Plants use sunlight to produce sugar through photosynthesis, and the sugar is stored up for energy during nighttime hours. It is critical for plants to be able to anticipate the duration of these dark hours so that they do not run out of energy. 

Predicting sunrise and estimating the duration of the night depends on the circadian rhythm, which is a 24-hour cycle that is part of the body’s internal clock.

“We think this metabolic signal is acting rather like setting an alarm clock before bedtime to ensure the plant’s survival,” said Dr. Mike Haydon.

“Plants must coordinate photosynthetic metabolism with the daily environment and adapt rhythmic physiology and development to match carbon availability.”

To investigate how sugars alter the circadian clock, the researchers modified the sugar supply of some seedlings and measured their gene expression. They zeroed in on a set of genes regulated by the chemical compound superoxide, which is associated with metabolic activity. 

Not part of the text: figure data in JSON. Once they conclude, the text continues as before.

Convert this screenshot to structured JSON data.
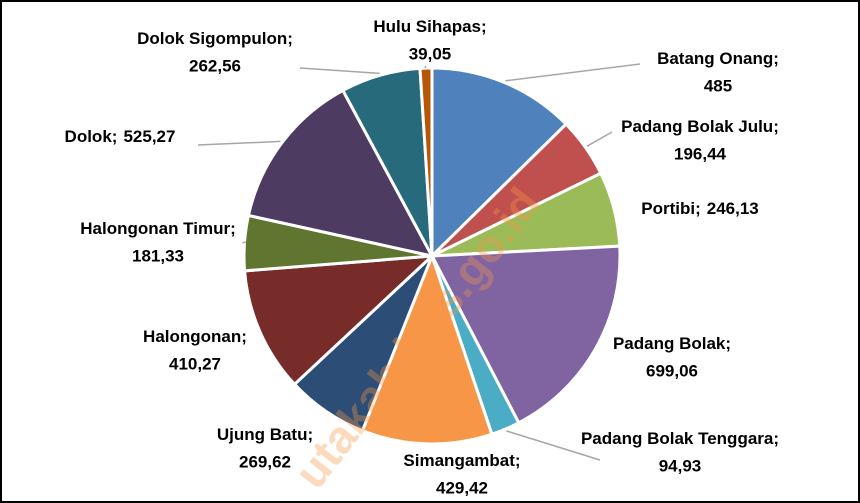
{
  "chart_data": {
    "type": "pie",
    "categories": [
      "Batang Onang",
      "Padang Bolak Julu",
      "Portibi",
      "Padang Bolak",
      "Padang Bolak Tenggara",
      "Simangambat",
      "Ujung Batu",
      "Halongonan",
      "Halongonan Timur",
      "Dolok",
      "Dolok Sigompulon",
      "Hulu Sihapas"
    ],
    "values": [
      485,
      196.44,
      246.13,
      699.06,
      94.93,
      429.42,
      269.62,
      410.27,
      181.33,
      525.27,
      262.56,
      39.05
    ],
    "value_labels": [
      "485",
      "196,44",
      "246,13",
      "699,06",
      "94,93",
      "429,42",
      "269,62",
      "410,27",
      "181,33",
      "525,27",
      "262,56",
      "39,05"
    ],
    "label_separator": ";",
    "colors": [
      "#4f81bd",
      "#c0504d",
      "#9bbb59",
      "#8064a2",
      "#4bacc6",
      "#f79646",
      "#2c4d75",
      "#772c2a",
      "#5f7530",
      "#4d3b62",
      "#276a7c",
      "#b65708"
    ],
    "watermark": "utakab.bps.go.id"
  }
}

Most of these genes are active in the evening, including those that regulate the circadian clock. When the experts inhibited the production of superoxide, the evening effects of sugar on the circadian clock genes were also inhibited.

“Distinguishing the effects of light and sugars in photosynthetic cells is challenging,” said Professor Ian Graham. “Our data suggest a new role for superoxide as a rhythmic sugar-related signal which acts in the evening and affects circadian gene expression and growth.”

The study is published in the journal Proceedings of the National Academy of Sciences.